Effect of etoposide on murine embryo fibroblasts. Murine embryo fibroblasts (MEFs) isolated from wt mice, or mice with targeted gene knockouts in NEMO (NEMO−/−), IRF-3 (IRF3−/−), IRF-1 (IRF1−/−), or IRF-7 (IRF7−/−) were untreated or treated with etoposide for 24 hours. Real-time RT-PCR was used to quantify endogenous levels of murine IFNλ₂ (top) or pan- IFNα (bottom). Quantitative results are means of duplicate determinations in three independent experiments.

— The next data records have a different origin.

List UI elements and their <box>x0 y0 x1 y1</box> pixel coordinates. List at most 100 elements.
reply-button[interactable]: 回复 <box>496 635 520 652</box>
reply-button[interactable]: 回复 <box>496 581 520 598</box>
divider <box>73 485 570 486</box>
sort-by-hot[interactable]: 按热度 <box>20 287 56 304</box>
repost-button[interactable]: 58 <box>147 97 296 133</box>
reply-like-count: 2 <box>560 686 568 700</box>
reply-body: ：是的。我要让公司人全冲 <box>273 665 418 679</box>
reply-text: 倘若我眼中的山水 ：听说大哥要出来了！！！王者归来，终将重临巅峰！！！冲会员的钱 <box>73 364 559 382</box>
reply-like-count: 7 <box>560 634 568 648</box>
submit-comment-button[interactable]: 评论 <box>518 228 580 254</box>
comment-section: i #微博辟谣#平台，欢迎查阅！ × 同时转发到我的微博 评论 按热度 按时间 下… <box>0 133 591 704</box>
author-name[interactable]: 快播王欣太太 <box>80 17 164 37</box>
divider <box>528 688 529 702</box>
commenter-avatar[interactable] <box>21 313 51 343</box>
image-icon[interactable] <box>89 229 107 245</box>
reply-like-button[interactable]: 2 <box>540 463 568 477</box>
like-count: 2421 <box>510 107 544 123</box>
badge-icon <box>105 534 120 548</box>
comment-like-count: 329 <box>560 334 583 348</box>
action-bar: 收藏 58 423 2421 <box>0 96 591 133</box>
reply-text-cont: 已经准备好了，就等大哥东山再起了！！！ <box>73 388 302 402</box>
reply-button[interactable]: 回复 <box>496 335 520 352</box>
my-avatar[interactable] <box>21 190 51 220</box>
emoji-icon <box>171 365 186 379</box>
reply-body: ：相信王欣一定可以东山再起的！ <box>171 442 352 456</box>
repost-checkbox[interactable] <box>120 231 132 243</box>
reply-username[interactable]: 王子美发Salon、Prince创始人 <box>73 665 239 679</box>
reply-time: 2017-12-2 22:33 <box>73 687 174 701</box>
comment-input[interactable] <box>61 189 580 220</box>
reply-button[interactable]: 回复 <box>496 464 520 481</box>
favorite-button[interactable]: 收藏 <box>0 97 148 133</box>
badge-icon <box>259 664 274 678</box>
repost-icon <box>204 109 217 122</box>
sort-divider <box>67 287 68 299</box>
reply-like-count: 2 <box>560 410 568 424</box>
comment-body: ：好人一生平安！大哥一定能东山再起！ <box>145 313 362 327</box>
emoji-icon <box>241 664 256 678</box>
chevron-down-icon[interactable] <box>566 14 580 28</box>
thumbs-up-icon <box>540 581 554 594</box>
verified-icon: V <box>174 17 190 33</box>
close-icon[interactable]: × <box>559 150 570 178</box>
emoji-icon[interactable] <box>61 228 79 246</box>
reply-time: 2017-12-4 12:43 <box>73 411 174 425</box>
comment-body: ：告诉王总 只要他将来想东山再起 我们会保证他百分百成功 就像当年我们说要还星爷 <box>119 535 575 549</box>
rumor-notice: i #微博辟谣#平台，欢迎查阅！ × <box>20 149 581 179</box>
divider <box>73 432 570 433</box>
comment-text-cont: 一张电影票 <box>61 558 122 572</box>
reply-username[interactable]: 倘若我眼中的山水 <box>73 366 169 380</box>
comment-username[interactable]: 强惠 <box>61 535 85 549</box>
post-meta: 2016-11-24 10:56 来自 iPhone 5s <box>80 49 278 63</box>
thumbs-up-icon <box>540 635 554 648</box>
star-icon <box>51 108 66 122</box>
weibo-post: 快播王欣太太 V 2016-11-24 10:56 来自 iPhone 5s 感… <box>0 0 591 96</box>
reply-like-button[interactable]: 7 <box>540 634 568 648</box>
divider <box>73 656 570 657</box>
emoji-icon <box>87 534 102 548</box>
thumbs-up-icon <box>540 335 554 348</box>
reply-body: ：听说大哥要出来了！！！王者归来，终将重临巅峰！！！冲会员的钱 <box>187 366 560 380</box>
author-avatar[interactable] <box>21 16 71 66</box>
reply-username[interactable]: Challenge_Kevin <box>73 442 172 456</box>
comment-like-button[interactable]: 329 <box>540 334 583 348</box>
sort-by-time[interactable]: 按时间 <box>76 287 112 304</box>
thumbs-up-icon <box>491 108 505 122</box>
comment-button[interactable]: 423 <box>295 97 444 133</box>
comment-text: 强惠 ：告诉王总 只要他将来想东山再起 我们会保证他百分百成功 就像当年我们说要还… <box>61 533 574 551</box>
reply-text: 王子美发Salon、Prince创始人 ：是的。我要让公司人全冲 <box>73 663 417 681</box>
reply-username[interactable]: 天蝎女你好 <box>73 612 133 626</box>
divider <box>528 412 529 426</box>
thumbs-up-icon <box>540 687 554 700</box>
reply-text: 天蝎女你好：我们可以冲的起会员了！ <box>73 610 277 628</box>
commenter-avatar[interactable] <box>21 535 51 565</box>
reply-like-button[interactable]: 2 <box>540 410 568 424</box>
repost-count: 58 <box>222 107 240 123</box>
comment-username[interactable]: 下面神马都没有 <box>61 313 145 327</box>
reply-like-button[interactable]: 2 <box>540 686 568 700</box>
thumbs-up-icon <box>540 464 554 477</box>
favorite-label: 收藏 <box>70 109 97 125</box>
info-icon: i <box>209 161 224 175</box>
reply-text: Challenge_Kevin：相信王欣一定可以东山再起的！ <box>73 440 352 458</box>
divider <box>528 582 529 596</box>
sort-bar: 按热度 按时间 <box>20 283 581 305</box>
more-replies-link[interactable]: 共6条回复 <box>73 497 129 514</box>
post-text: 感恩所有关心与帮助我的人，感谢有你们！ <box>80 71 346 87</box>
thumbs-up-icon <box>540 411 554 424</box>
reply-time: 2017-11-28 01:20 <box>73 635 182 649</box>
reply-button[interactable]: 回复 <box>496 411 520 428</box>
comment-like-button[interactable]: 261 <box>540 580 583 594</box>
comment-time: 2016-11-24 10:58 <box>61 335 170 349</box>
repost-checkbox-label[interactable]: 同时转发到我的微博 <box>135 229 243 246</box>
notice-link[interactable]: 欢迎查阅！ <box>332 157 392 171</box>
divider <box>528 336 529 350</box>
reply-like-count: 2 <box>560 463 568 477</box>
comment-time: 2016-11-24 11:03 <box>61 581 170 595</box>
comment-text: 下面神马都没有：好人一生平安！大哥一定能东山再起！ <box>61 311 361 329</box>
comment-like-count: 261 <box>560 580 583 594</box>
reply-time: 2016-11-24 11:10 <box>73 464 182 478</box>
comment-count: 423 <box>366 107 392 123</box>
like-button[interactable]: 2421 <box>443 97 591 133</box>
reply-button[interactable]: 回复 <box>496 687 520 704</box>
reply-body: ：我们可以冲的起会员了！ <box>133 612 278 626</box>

Figure 9. Time course of IRF and IFN mRNA expression in the response to etoposide treatment

THP-1 cells were treated with etoposide, and RNA was isolated from cells during a 24 hour period at the times indicated. Real-time RT-PCR with specific primers was used to quantify IRF-1 and IRF-7 mRNA (A) or IFN-α and IFN-λ₁ mRNA (B). Results are means of two experiments performed in duplicate. C) Conceptual model of double strand DNA break response signaling to IFN gene expression. ATM phosphorylation of NEMO promotes its ability to bind and activate the IKK complexes. IKKs phosphorylate IκB releasing NF-κB to activate gene targets IFN-λ1, IRF-1, and IRF-7. The IRFs induce IFN-α genes and enhance IFN-λ1 expression.